Probative Synergy of Plus Factors in Price-Fixing Litigation
69 Pages Posted: 22 Oct 2021 Last revised: 24 Nov 2021
Date Written: October 21, 2021
Private plaintiffs alleging that defendants conspired to fix prices in violation of antitrust law must usually prove their claims through circumstantial evidence, generally in the form of “plus factors” – evidence indicating that the defendants’ parallel conduct was caused by collusion, not by independent decision-making. Supreme Court precedent requires factfinders to examine antitrust plaintiffs’ evidence holistically. With increasing frequency, however, federal courts in price-fixing cases improperly isolate each piece of circumstantial evidence presented by the plaintiff and then deprive it of all probative value because that single piece of evidence is insufficient, standing alone, to prove a price-fixing conspiracy. As a result, federal courts routinely grant summary judgment to price-fixing defendants even when plaintiffs have proffered more than enough evidence to prove their case.
This Article develops a typology of plus factors. Using antitrust case law, empirical research, and economic theory, this Article categorizes dozens of plus factors and explains the probative value of individual plus factors, as well as their interrelationships with each other. Plus factors may fall into one of several categories, such as Cartel Susceptibility, Cartel Formation, Cartel Management, Cartel Enforcement, and Cartel Markers. The Article then introduces and develops the concept of probative synergy, which describes how the probative value of each individual plus factor increases as additional plus factors are introduced into the equation.

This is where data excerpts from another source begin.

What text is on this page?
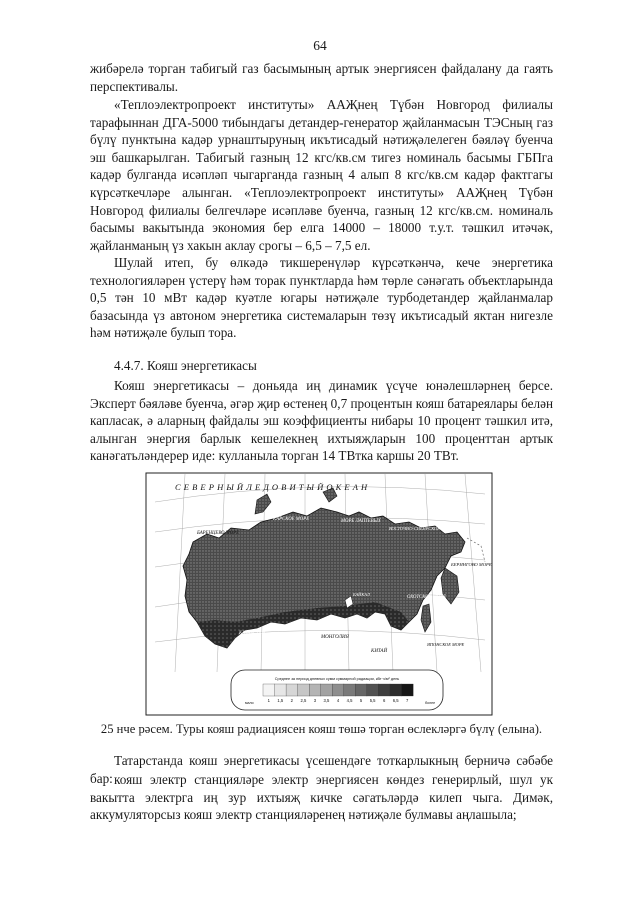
64
жибәрелә торган табигый газ басымының артык энергиясен файдалану да гаять перспективалы.
«Теплоэлектропроект институты» ААҖнең Түбән Новгород филиалы тарафыннан ДГА-5000 тибындагы детандер-генератор җайланмасын ТЭСның газ бүлү пунктына кадәр урнаштыруның икътисадый нәтиҗәлелеген бәяләү буенча эш башкарылган. Табигый газның 12 кгс/кв.см тигез номиналь басымы ГБПга кадәр булганда исәпләп чыгарганда газның 4 алып 8 кгс/кв.см кадәр фактгагы күрсәткечләре алынган. «Теплоэлектропроект институты» ААҖнең Түбән Новгород филиалы белгечләре исәпләве буенча, газның 12 кгс/кв.см. номиналь басымы вакытында экономия бер елга 14000 – 18000 т.у.т. тәшкил итәчәк, җайланманың үз хакын аклау срогы – 6,5 – 7,5 ел.
Шулай итеп, бу өлкәдә тикшеренүләр күрсәткәнчә, кече энергетика технологияләрен үстерү һәм торак пунктларда һәм төрле сәнәгать объектларында 0,5 тән 10 мВт кадәр куәтле югары нәтиҗәле турбодетандер җайланмалар базасында үз автоном энергетика системаларын төзү икътисадый яктан нигезле һәм нәтиҗәле булып тора.
4.4.7. Кояш энергетикасы
Кояш энергетикасы – доньяда иң динамик үсүче юнәлешләрнең берсе. Эксперт бәяләве буенча, әгәр җир өстенең 0,7 процентын кояш батареялары белән капласак, ә аларның файдалы эш коэффициенты нибары 10 процент тәшкил итә, алынган энергия барлык кешелекнең ихтыяҗларын 100 проценттан артык канәгатьләндерер иде: кулланыла торган 14 ТВтка каршы 20 ТВт.
С Е В Е Р Н Ы Й Л Е Д О В И Т Ы Й О К Е А Н
БАРЕНЦЕВО МОРЕ
КАРСКОЕ МОРЕ	МОРЕ ЛАПТЕВЫХ
ВОСТОЧНО-СИБИРСКОЕ МОРЕ
ОХОТСКОЕ МОРЕ
БЕРИНГОВО МОРЕ
БАЙКАЛ
МОНГОЛИЯ
КИТАЙ
КАЗАХСТАН
ЯПОНСКОЕ МОРЕ
Среднее за период дневных сумм суммарной радиации, кВт·ч/м² день
1 1,5 2 2,5 3 3,5 4 4,5 5 5,5 6 6,5 7
мало	более
25 нче рәсем. Туры кояш радиациясен кояш төшә торган өслекләргә бүлү (елына).
Татарстанда кояш энергетикасы үсешендәге тоткарлыкның берничә сәбәбе бар: кояш электр станцияләре электр энергиясен көндез генерирлый, шул ук вакытта электрга иң зур ихтыяҗ кичке сәгатьләрдә килеп чыга. Димәк, аккумуляторсыз кояш электр станцияләренең нәтиҗәле булмавы аңлашыла;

Despite the longstanding rule that courts should not compartmentalize an antitrust plaintiff’s evidence of conspiracy, courts often inappropriately isolate individual plus factors and incorrectly suggest that if a plus factor does not by itself prove collusion, then it is not a plus factor at all. This approach miscomprehends the entire structure of factor tests in legal analysis. Using a series of case studies, the Article examines the causes and consequences of judges improperly compartmentalizing circumstantial evidence in price-fixing litigation. The Article concludes by showing that the failure to appreciate the probative synergy of plus factors has led courts to make it effectively impossible to prove collusion through circumstantial evidence in price-fixing cases.